There is one other item I would like you to confirm if possible.

Since ERSPAN ( and RSPAN and SPAN for that matter ) are really meant to be used with switches.
And so the lab experiment I really wanted to try was with ERSPAN working between two switches where the destination or terminating switch has several VLANs and where the switchport analyzer is connected to a port in one of the VLANs. All the VLANs terminate on their respective SVIs. See the simple schematic attached to this thread.

Regrettably I can not perform this in CML 2.6 because the Nexus switch image only supports ERSPAN-source for some reason.
In the diagram I show the terminus of the GRE tunnel on the SVI (the IP addr of the SVI) of VLAN 100 where the WS device resides. Then in ERSPAN-destination mode on the terminating switch I would configure the destination of the ERSPAN packets as the actual port where the WS device is attached.

Is this correct?

Lazarus - don’t go crazy with the follow-up question I submitted regarding the svi’s and the vlans - unless you happen to know the answer of the top of your head.

I think I found a way to try this out with the cat 9000 v in the devnet sandbox. I have this image available on my local copy of CML but I don’t think I can run it on my machine - it requires too much RAM.

If I can get to it this weekend I’ll put together a quick topology and let you know the results.

Hello Sandro

The way you described your intended ERSPAN configuration appears to follow Cisco’s recommended approach. Here are some additional thoughts that may help to make the configuration approach clearer.

In your description, you are terminating the GRE tunnel on the SVI for VLAN 100 which is valid. Just make sure that the SVI is operational and its IP address is reachable from the ERSPAN source switch.

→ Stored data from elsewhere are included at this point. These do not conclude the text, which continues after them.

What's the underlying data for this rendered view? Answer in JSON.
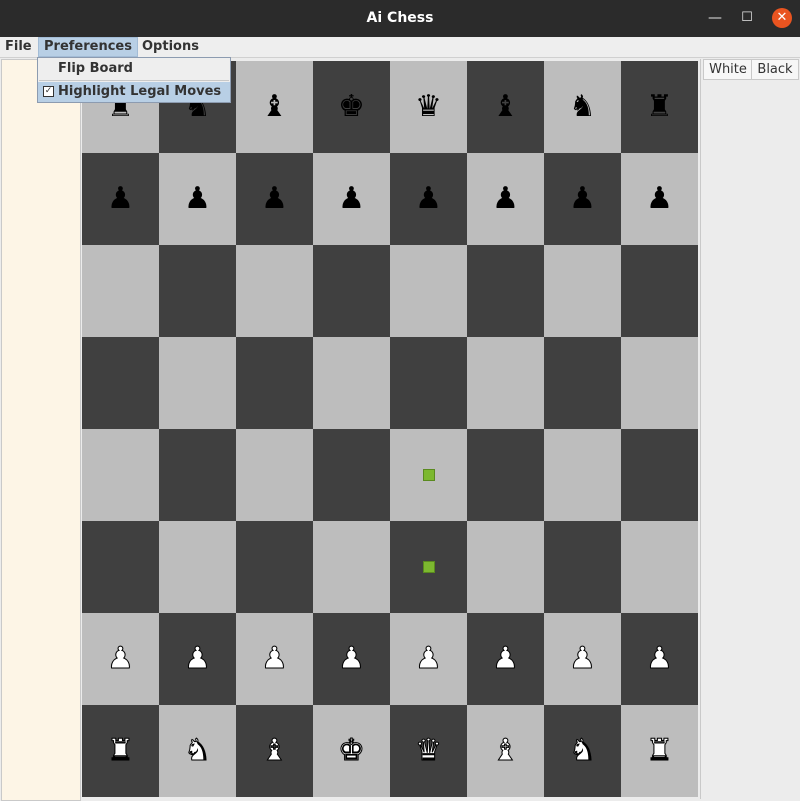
{
  "window": {
    "title": "Ai Chess",
    "min_glyph": "—",
    "max_glyph": "☐",
    "close_glyph": "✕"
  },
  "menubar": {
    "file": "File",
    "preferences": "Preferences",
    "options": "Options"
  },
  "preferences_menu": {
    "flip_board": "Flip Board",
    "highlight_legal_moves": "Highlight Legal Moves",
    "highlight_checked": true,
    "check_glyph": "✓"
  },
  "side_panel": {
    "tabs": [
      "White",
      "Black"
    ]
  },
  "board": {
    "light_color": "#bdbdbd",
    "dark_color": "#404040",
    "ranks": [
      [
        {
          "c": "b",
          "g": "♜",
          "n": "rook"
        },
        {
          "c": "b",
          "g": "♞",
          "n": "knight"
        },
        {
          "c": "b",
          "g": "♝",
          "n": "bishop"
        },
        {
          "c": "b",
          "g": "♚",
          "n": "king"
        },
        {
          "c": "b",
          "g": "♛",
          "n": "queen"
        },
        {
          "c": "b",
          "g": "♝",
          "n": "bishop"
        },
        {
          "c": "b",
          "g": "♞",
          "n": "knight"
        },
        {
          "c": "b",
          "g": "♜",
          "n": "rook"
        }
      ],
      [
        {
          "c": "b",
          "g": "♟",
          "n": "pawn"
        },
        {
          "c": "b",
          "g": "♟",
          "n": "pawn"
        },
        {
          "c": "b",
          "g": "♟",
          "n": "pawn"
        },
        {
          "c": "b",
          "g": "♟",
          "n": "pawn"
        },
        {
          "c": "b",
          "g": "♟",
          "n": "pawn"
        },
        {
          "c": "b",
          "g": "♟",
          "n": "pawn"
        },
        {
          "c": "b",
          "g": "♟",
          "n": "pawn"
        },
        {
          "c": "b",
          "g": "♟",
          "n": "pawn"
        }
      ],
      [
        null,
        null,
        null,
        null,
        null,
        null,
        null,
        null
      ],
      [
        null,
        null,
        null,
        null,
        null,
        null,
        null,
        null
      ],
      [
        null,
        null,
        null,
        null,
        null,
        null,
        null,
        null
      ],
      [
        null,
        null,
        null,
        null,
        null,
        null,
        null,
        null
      ],
      [
        {
          "c": "w",
          "g": "♟",
          "n": "pawn"
        },
        {
          "c": "w",
          "g": "♟",
          "n": "pawn"
        },
        {
          "c": "w",
          "g": "♟",
          "n": "pawn"
        },
        {
          "c": "w",
          "g": "♟",
          "n": "pawn"
        },
        {
          "c": "w",
          "g": "♟",
          "n": "pawn"
        },
        {
          "c": "w",
          "g": "♟",
          "n": "pawn"
        },
        {
          "c": "w",
          "g": "♟",
          "n": "pawn"
        },
        {
          "c": "w",
          "g": "♟",
          "n": "pawn"
        }
      ],
      [
        {
          "c": "w",
          "g": "♜",
          "n": "rook"
        },
        {
          "c": "w",
          "g": "♞",
          "n": "knight"
        },
        {
          "c": "w",
          "g": "♝",
          "n": "bishop"
        },
        {
          "c": "w",
          "g": "♚",
          "n": "king"
        },
        {
          "c": "w",
          "g": "♛",
          "n": "queen"
        },
        {
          "c": "w",
          "g": "♝",
          "n": "bishop"
        },
        {
          "c": "w",
          "g": "♞",
          "n": "knight"
        },
        {
          "c": "w",
          "g": "♜",
          "n": "rook"
        }
      ]
    ],
    "legal_move_highlights": [
      [
        4,
        4
      ],
      [
        5,
        4
      ]
    ],
    "highlight_color": "#7cb82f"
  }
}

When you configure the ERSPAN destination, you must explicitly define the destination interface in the ERSPAN destination session. Also confirm the erspan-id is identical on both source and destination sessions as mismatches prevent traffic forwarding.

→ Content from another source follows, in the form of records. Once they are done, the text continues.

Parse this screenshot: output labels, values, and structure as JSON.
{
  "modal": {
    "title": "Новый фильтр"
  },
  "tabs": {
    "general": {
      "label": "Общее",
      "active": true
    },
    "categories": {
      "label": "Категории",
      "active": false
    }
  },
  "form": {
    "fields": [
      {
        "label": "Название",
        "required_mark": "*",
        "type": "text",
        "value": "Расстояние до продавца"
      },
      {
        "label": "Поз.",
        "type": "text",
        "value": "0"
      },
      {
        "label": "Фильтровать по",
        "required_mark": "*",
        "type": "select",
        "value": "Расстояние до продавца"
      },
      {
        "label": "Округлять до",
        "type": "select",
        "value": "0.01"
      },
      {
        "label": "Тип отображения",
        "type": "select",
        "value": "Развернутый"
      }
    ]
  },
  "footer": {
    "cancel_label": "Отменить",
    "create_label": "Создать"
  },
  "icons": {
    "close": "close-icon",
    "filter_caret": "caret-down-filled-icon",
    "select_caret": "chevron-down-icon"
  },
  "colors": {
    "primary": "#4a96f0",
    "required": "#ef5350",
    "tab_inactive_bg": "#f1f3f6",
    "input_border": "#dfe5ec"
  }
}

This setup is valid provided the ERSPAN-ID, IP reachability, and physical destination interface are correctly aligned.

Take a look at these documents for further information about ERSPAN for IOSXE and Nexus devices:

I hope this has been helpful!

Laz

1 Like

Hello Sandro

OK great, if you do get it to work over the weekend, let us know how you get along!

Laz

Well I should have suspected that this was too good to be true.
The CML Sandbox requires the use of Cisco Secure Connect (ex AnyConnect) as the VPN client. Perfect. When you attempt to download this software from the Cisco web site you discover that only Cisco enterprise customers have rights to this feature. The alternative is the unsupported open source OpenConnect which I am not prepared to install on my machine.
So as a work-around I found the Cat9000v AlwaysOn sandbox and logged into that device via ssh and tried to configure the ERSAPN feature. ERSPAN is nowhere to be found on that device - in spite of what the documentation claims. So my little experiment is on hold TBD regrettably.

Hello Sandro

That’s too bad, I’d hoped it would work out, but sometimes that’s how things work out. Hopefully, someone with the appropriate credentials will pick up where you left off to complete the experiment. I think it would be worthwhile.

In any case, if anything comes up and you do end up able to complete it, let us know!